What it’s like to have face blindness: being bad with names, forgetting appearances and mistaking family and friends for strangers.

Oct 5, 2019

Everyone has trouble with names. It’s one of the Holy Trinity of stock questions to ask new classmates – the other two being ‘where are you from?’ and ‘what’s your major?’ – and professors tend to say at the start of class: “I’ll do my best to learn all your names, but it may take a while.”
For most people, saying “I’m bad with names,” is another way of saying: “It’ll take me a couple of weeks to remember your name, but after that I’ll have no trouble.” When I tell people that I’m bad with names, I mean that if I haven’t seen you in a while, I will probably not recognize you. Even if we see each other regularly, I may not know your name. When I tell people that I’m bad with names, what I really mean is that I’m face blind.
Prosopagnosia – more commonly known as face blindness – is a cognitive disorder that affects one’s ability to process and recognize faces. It can be caused by brain damage, but in most cases it exists as a developmental disorder, affecting 2.5 percent of Americans. The condition came into the purview of public recognition thanks to Oliver Sacks’ book: The Man Who Mistook His Wife For A Hat. The titular man has a particularly severe case, but even the more common symptoms can be debilitating, such as not being able to recognize family members or avoiding social situations for fear of embarrassment. There is no cure or treatment for prosopagnosia.
While I don’t have a formal diagnosis and don’t see it as a devastating disability, it still makes life more difficult. I recognize immediate family members just fine, but I have trouble with friends and more distant relatives. I’ve always been able to recognize myself in the mirror, but I usually can’t recognize people in real life just from looking at a photo. I’ve never mistaken anyone for a hat, but I did once mistake a complete stranger for a friend that I’d gone to an art gallery with the day before.

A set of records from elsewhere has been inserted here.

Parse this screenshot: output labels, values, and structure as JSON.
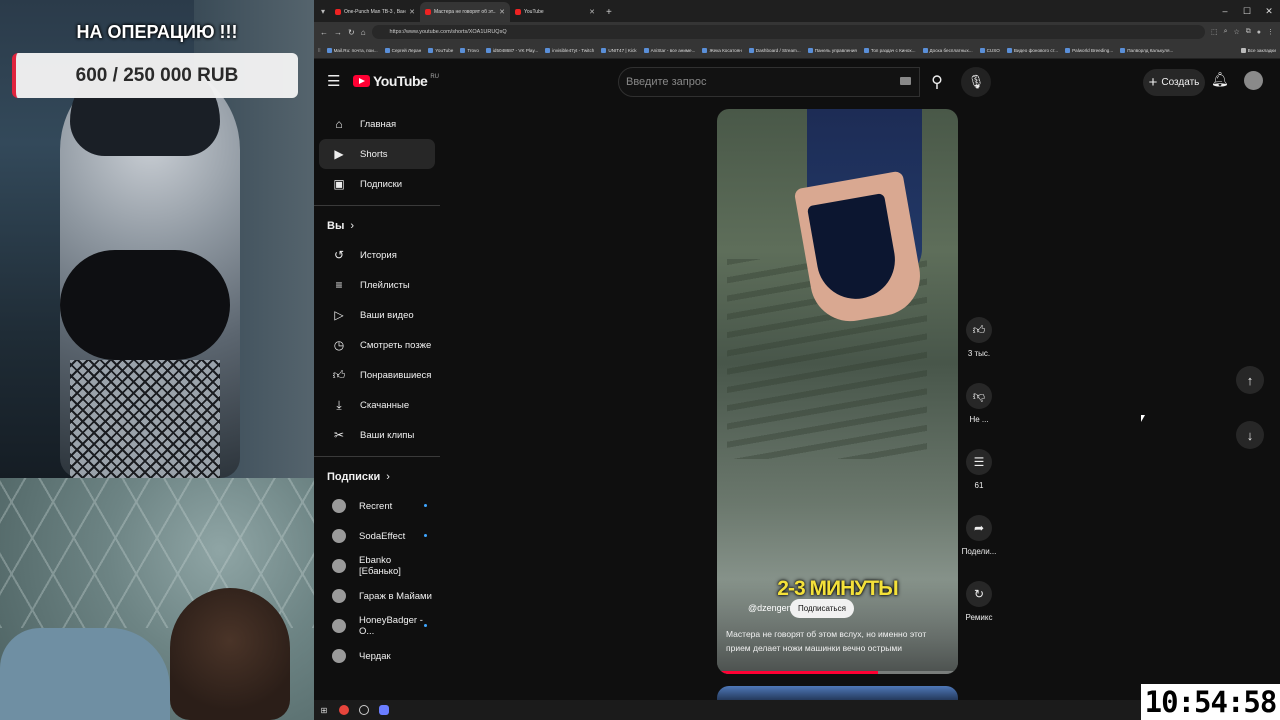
{
  "overlay": {
    "donation_title": "НА ОПЕРАЦИЮ !!!",
    "donation_amount": "600 / 250 000 RUB",
    "accent_color": "#e0233d"
  },
  "browser": {
    "tabs": [
      {
        "title": "One-Punch Man TB-3 , Ван Па...",
        "active": false
      },
      {
        "title": "Мастера не говорят об эт...",
        "active": true
      },
      {
        "title": "YouTube",
        "active": false
      }
    ],
    "new_tab_symbol": "+",
    "url": "https://www.youtube.com/shorts/XOA1URUQsQ",
    "bookmarks": [
      "Mail.Ru: почта, пои...",
      "Сергей Леран",
      "YouTube",
      "Trovo",
      "id5048687 - VK Play...",
      "invisible47yt - Twitch",
      "UNIT47 | Kick",
      "AniStar - все аниме...",
      "Жека Косатоян",
      "Dashboard / Stream...",
      "Панель управления",
      "Топ раздач с Кинох...",
      "Доска бесплатных...",
      "CUSO",
      "Видео фонового ст...",
      "Palworld Breeding...",
      "Палворлд Калькуля..."
    ],
    "bookmarks_all": "Все закладки"
  },
  "youtube": {
    "logo_text": "YouTube",
    "region": "RU",
    "search_placeholder": "Введите запрос",
    "create_label": "Создать",
    "nav": [
      {
        "label": "Главная",
        "icon": "home-icon",
        "active": false
      },
      {
        "label": "Shorts",
        "icon": "shorts-icon",
        "active": true
      },
      {
        "label": "Подписки",
        "icon": "subscriptions-icon",
        "active": false
      }
    ],
    "you_header": "Вы",
    "you_items": [
      {
        "label": "История",
        "icon": "history-icon"
      },
      {
        "label": "Плейлисты",
        "icon": "playlists-icon"
      },
      {
        "label": "Ваши видео",
        "icon": "your-videos-icon"
      },
      {
        "label": "Смотреть позже",
        "icon": "watch-later-icon"
      },
      {
        "label": "Понравившиеся",
        "icon": "liked-icon"
      },
      {
        "label": "Скачанные",
        "icon": "downloads-icon"
      },
      {
        "label": "Ваши клипы",
        "icon": "clips-icon"
      }
    ],
    "subs_header": "Подписки",
    "subscriptions": [
      {
        "name": "Recrent",
        "new": true
      },
      {
        "name": "SodaEffect",
        "new": true
      },
      {
        "name": "Ebanko [Ебанько]",
        "new": false
      },
      {
        "name": "Гараж в Майами",
        "new": false
      },
      {
        "name": "HoneyBadger - O...",
        "new": true
      },
      {
        "name": "Чердак",
        "new": false
      }
    ],
    "short": {
      "overlay_text": "2-3 МИНУТЫ",
      "channel": "@dzengen",
      "subscribe_label": "Подписаться",
      "description": "Мастера не говорят об этом вслух, но именно этот прием делает ножи машинки вечно острыми",
      "progress": 0.67
    },
    "actions": [
      {
        "label": "3 тыс.",
        "icon": "like-icon"
      },
      {
        "label": "Не ...",
        "icon": "dislike-icon"
      },
      {
        "label": "61",
        "icon": "comments-icon"
      },
      {
        "label": "Подели...",
        "icon": "share-icon"
      },
      {
        "label": "Ремикс",
        "icon": "remix-icon"
      }
    ]
  },
  "clock": "10:54:58"
}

Face blindness is a somewhat misleading term because I can literally see people’s faces. To me, people’s appearances are like scratched records and my brain always skips over the face. It can be unnerving because it feels like I’m being sabotaged, like someone is turning the page for me before I’ve finished reading it.
Last year during Marhaba week, I didn’t know what prosopagnosia was, but I knew that I was going to meet a lot of new people that I would potentially get along with. My difficulty with names could jeopardize that, so I kept a memory list in my planner. If I met someone I knew I wanted to stay in touch with, I noted down their name and one distinctive feature about them, usually what they were wearing (dresses like a sixties pin-up girl) or what we talked about (inexplicably likes Ayn Rand). The only problem was that occasionally I would forget their name before I had the chance to write it down.
I did end up befriending some of those people, and as I write this I’m wondering if I would have forged as many friendships if I hadn’t thought to keep the list. In such a small community where everyone knows everyone to the point that you can reel off names in a group conversation and at least one person will know exactly who you mean, or you can show someone’s Instagram page and people will recognize them automatically, I feel like I’m stuck skirting along the periphery.
I think the way people with prosopagnosia navigate through the world says a lot about how we perceive people. If you can’t be identified with your appearance, what is left of you? Why can a face create such an impression on people, but your actions or other features sometimes can’t? It’s difficult for me to answer these questions, but what I do know is that forgetting a face or name doesn’t equate to forgetting a person. If you are a friend of mine, I still remember what I like about you, whether it’s encyclopaedic knowledge about a shared interest, having a unique and soothing voice or something you said that made me laugh.
If we’re standing in line together at D2 and it becomes obvious that I don’t recognize you when I should, please know that you do have value to me. If there is one positive thing I can say about this neurological quirk, it’s that it makes me more aware and appreciative of how others choose to face the world.